UPnP generally does two things: it sets up NAT _and_ it adds a firewall exception. Reserving a port on the router's public IP address (NAT) is of little use if you don't accept traffic on that port (firewall), after all. On IPv6 there's no need to bother with NAT, but the firewall exception still needs to be added for a port to be reachable.

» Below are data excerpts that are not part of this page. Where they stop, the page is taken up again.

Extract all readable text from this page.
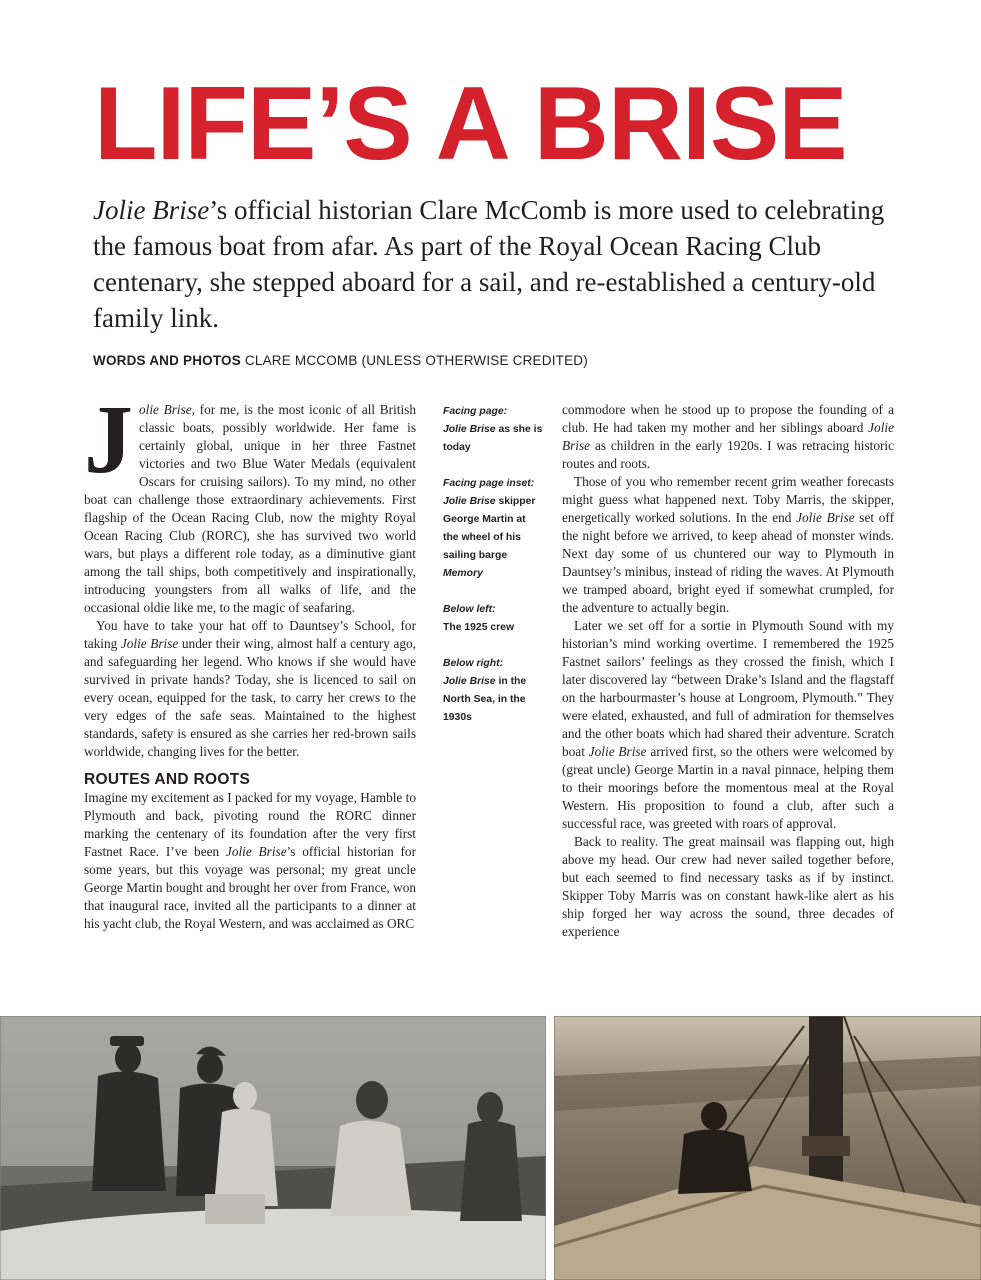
LIFE’S A BRISE

Jolie Brise’s official historian Clare McComb is more used to celebrating the famous boat from afar. As part of the Royal Ocean Racing Club centenary, she stepped aboard for a sail, and re-established a century-old family link.

WORDS AND PHOTOS CLARE MCCOMB (UNLESS OTHERWISE CREDITED)

Jolie Brise, for me, is the most iconic of all British classic boats, possibly worldwide. Her fame is certainly global, unique in her three Fastnet victories and two Blue Water Medals (equivalent Oscars for cruising sailors). To my mind, no other boat can challenge those extraordinary achievements. First flagship of the Ocean Racing Club, now the mighty Royal Ocean Racing Club (RORC), she has survived two world wars, but plays a different role today, as a diminutive giant among the tall ships, both competitively and inspirationally, introducing youngsters from all walks of life, and the occasional oldie like me, to the magic of seafaring.

You have to take your hat off to Dauntsey’s School, for taking Jolie Brise under their wing, almost half a century ago, and safeguarding her legend. Who knows if she would have survived in private hands? Today, she is licenced to sail on every ocean, equipped for the task, to carry her crews to the very edges of the safe seas. Maintained to the highest standards, safety is ensured as she carries her red-brown sails worldwide, changing lives for the better.

ROUTES AND ROOTS

Imagine my excitement as I packed for my voyage, Hamble to Plymouth and back, pivoting round the RORC dinner marking the centenary of its foundation after the very first Fastnet Race. I’ve been Jolie Brise’s official historian for some years, but this voyage was personal; my great uncle George Martin bought and brought her over from France, won that inaugural race, invited all the participants to a dinner at his yacht club, the Royal Western, and was acclaimed as ORC

Facing page:
Jolie Brise as she is today
Facing page inset:
Jolie Brise skipper George Martin at the wheel of his sailing barge Memory
Below left:
The 1925 crew
Below right:
Jolie Brise in the North Sea, in the 1930s

commodore when he stood up to propose the founding of a club. He had taken my mother and her siblings aboard Jolie Brise as children in the early 1920s. I was retracing historic routes and roots.

Those of you who remember recent grim weather forecasts might guess what happened next. Toby Marris, the skipper, energetically worked solutions. In the end Jolie Brise set off the night before we arrived, to keep ahead of monster winds. Next day some of us chuntered our way to Plymouth in Dauntsey’s minibus, instead of riding the waves. At Plymouth we tramped aboard, bright eyed if somewhat crumpled, for the adventure to actually begin.

Later we set off for a sortie in Plymouth Sound with my historian’s mind working overtime. I remembered the 1925 Fastnet sailors’ feelings as they crossed the finish, which I later discovered lay “between Drake’s Island and the flagstaff on the harbourmaster’s house at Longroom, Plymouth.” They were elated, exhausted, and full of admiration for themselves and the other boats which had shared their adventure. Scratch boat Jolie Brise arrived first, so the others were welcomed by (great uncle) George Martin in a naval pinnace, helping them to their moorings before the momentous meal at the Royal Western. His proposition to found a club, after such a successful race, was greeted with roars of approval.

Back to reality. The great mainsail was flapping out, high above my head. Our crew had never sailed together before, but each seemed to find necessary tasks as if by instinct. Skipper Toby Marris was on constant hawk-like alert as his ship forged her way across the sound, three decades of experience
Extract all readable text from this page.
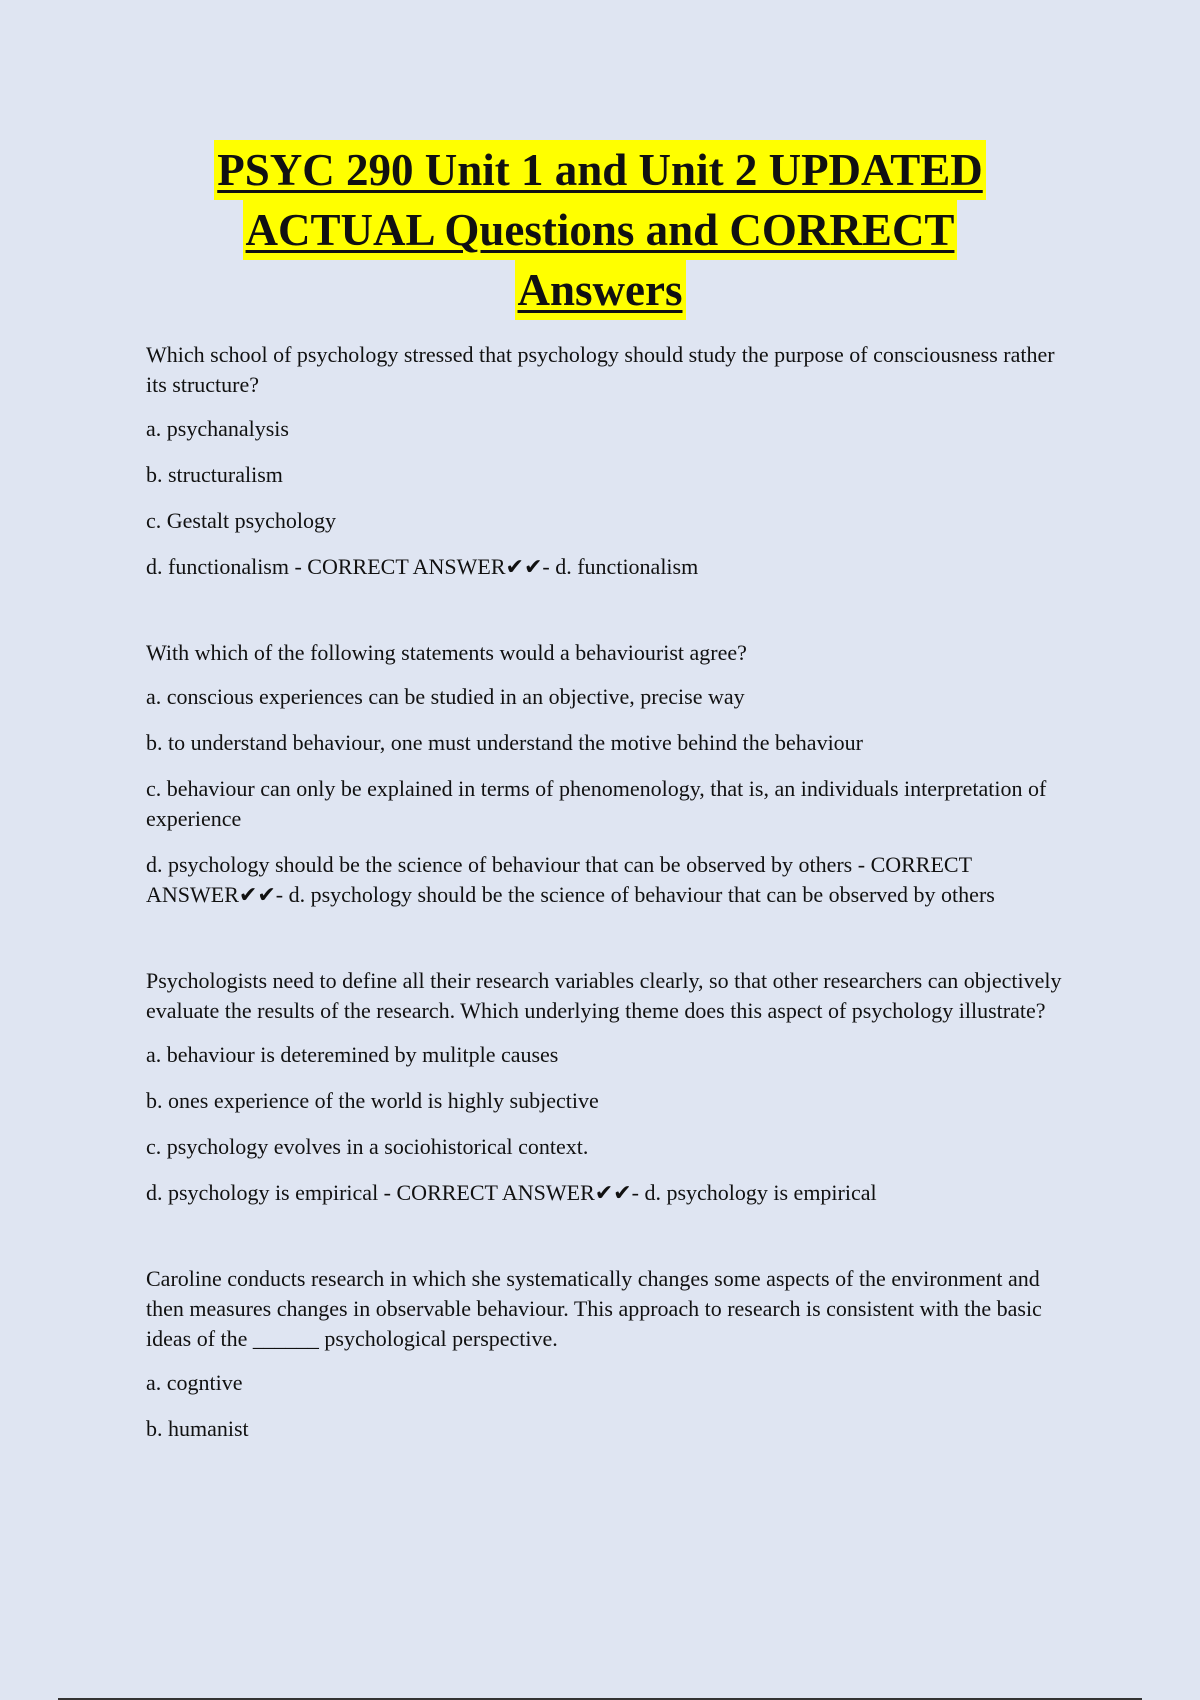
PSYC 290 Unit 1 and Unit 2 UPDATED
ACTUAL Questions and CORRECT
Answers
Which school of psychology stressed that psychology should study the purpose of consciousness rather its structure?
a. psychanalysis
b. structuralism
c. Gestalt psychology
d. functionalism - CORRECT ANSWER✔✔- d. functionalism
With which of the following statements would a behaviourist agree?
a. conscious experiences can be studied in an objective, precise way
b. to understand behaviour, one must understand the motive behind the behaviour
c. behaviour can only be explained in terms of phenomenology, that is, an individuals interpretation of experience
d. psychology should be the science of behaviour that can be observed by others - CORRECT ANSWER✔✔- d. psychology should be the science of behaviour that can be observed by others
Psychologists need to define all their research variables clearly, so that other researchers can objectively evaluate the results of the research. Which underlying theme does this aspect of psychology illustrate?
a. behaviour is deteremined by mulitple causes
b. ones experience of the world is highly subjective
c. psychology evolves in a sociohistorical context.
d. psychology is empirical - CORRECT ANSWER✔✔- d. psychology is empirical
Caroline conducts research in which she systematically changes some aspects of the environment and then measures changes in observable behaviour. This approach to research is consistent with the basic ideas of the ______ psychological perspective.
a. cogntive
b. humanist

Effectively, the difference is that if you have three smart lightbulbs that are all reachable on port 80, you don't need to forward port 80, 81 and 82 to different IP addresses to make them available to the internet; you need to add three firewall rules for port 80 and then just use their real IP addresses instead. That's exactly how IPv4 was always designed to work before the IP address shortage began and NAT became the standard.
For rare exceptions, there are some forms of NAT available on IPv6, but they're only designed in circumstances where your network design is basically flawed (like for those ISPs that hand out a /128 address instead of a /48 or /56 like they're supposed to, forcing routers to do NAT for no good reason).
You're assuming that smart lightbulbs are to be trusted. You can't trust them, neither can you trust most of the software you run in your home network.
Take a simple app crash report on your desktop computer. Assuming i'm using VPN (but even without it, it's an issue)... With NAT, your crash report will contain network adapter address: 192.168.0.x. With ipv6, you're disclosing your /56 (or /64) ip range... disclosing your physical location, your ISP, ...
> ...This post is aimed for home and small office networks. So if you know about ARP, DHCP, and NAT, and if you wonder how these work in IPv6 networks, this post is perfect for you.
Hardly a home user friendly introduction. An acronym soup begins right at the start, where the author describes his network setup.
Not sure if users would feel convinced to adopt IPv6 on their networks without understanding the benefits first.
I agree with this statement. Even for those who know all the IPv4 related acronyms, the author spits out a bunch of new ones without any attempt to explain them. I just closed it, it's not at all readable for small office or home network users.
I wish IANA and friends would let home users and other smaller entities request global /56 address blocks and force ISPs to peer/announce (nothing crazy, just a default route).
EDIT: end users should be able to request static blocks from their ISPs for free, not IANA.